The three primary responsibilities of the academic faculty of higher educational institutions are to teach, to do advanced research and publish in their areas of specialty, and to serve the public through, for example, providing information and advice to governments. Professors of accounting, economics and taxation perform quantitative research involving the gathering and analysis of data, empirical studies, and legal tax research. Generally, their research and publications are unbiased, independent and objective, as they are subject to extensive peer review and comment. One of the most difficult challenges for professors is in the selection of research topics that provide relevant information to parties outside the academic community. Members of the tax academic community belong to a number of organizations—for example, the American Taxation Association (ATA) represents professors who teach undergraduate and graduate tax courses and members of the Association of American Law Schools, Section of Taxation (AALS) teach tax at the law school level.
The mission of the Research, Analysis, and Statistics Division of the Internal Revenue Service is to provide strategic research, analysis, studies, and support to internal and external stakeholders. The Division fulfills its mission through the operation of five groups: the National Research Program Office, the Office of Research, the Office of Program Evaluation and Risk Analysis, the Office of Servicewide Policy, Directives and Electronic Research, and the Statistics of Income Division. Some of their publications include IRS prepared research papers published on the IRS website (http://www.irs.gov/taxstats/article/0,,id=242261,00.html), the Statistics of Income (SOI) Bulletin, The IRS Data Book, and IRS Research Bulletins which contains papers presented at the annual IRS Research Conference.
1. The IRS should establish a process whereby the IRS suggests to the tax academic community research topics that would be of interest and helpful to the Service.
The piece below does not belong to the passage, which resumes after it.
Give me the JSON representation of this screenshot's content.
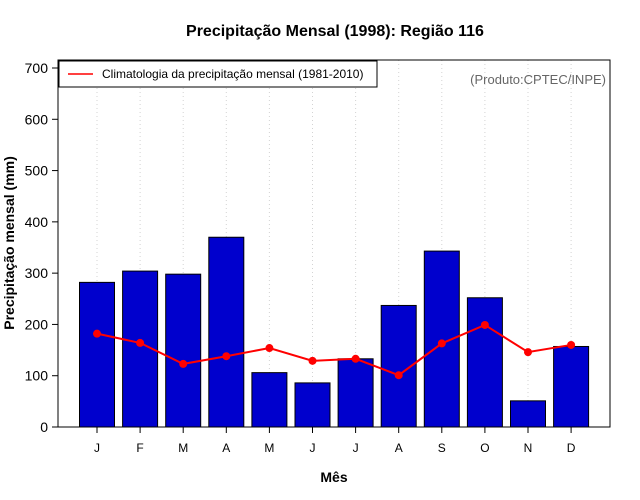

For example, in the announcement calling for papers to be presented at the annual IRS Research Conference, the IRS could suggest topics of interest involving tax administration, policy and proposals for legislation.
2. IRS officials often speak at meetings of organizations such as the ATA and the AALS. During those presentations, the speakers could suggest areas of interest for potential research.
3. The Research, Analysis, and Statistics Division should work with organizations such as the ATA and AALS to determine ways to disseminate to the tax academic community potential research topics.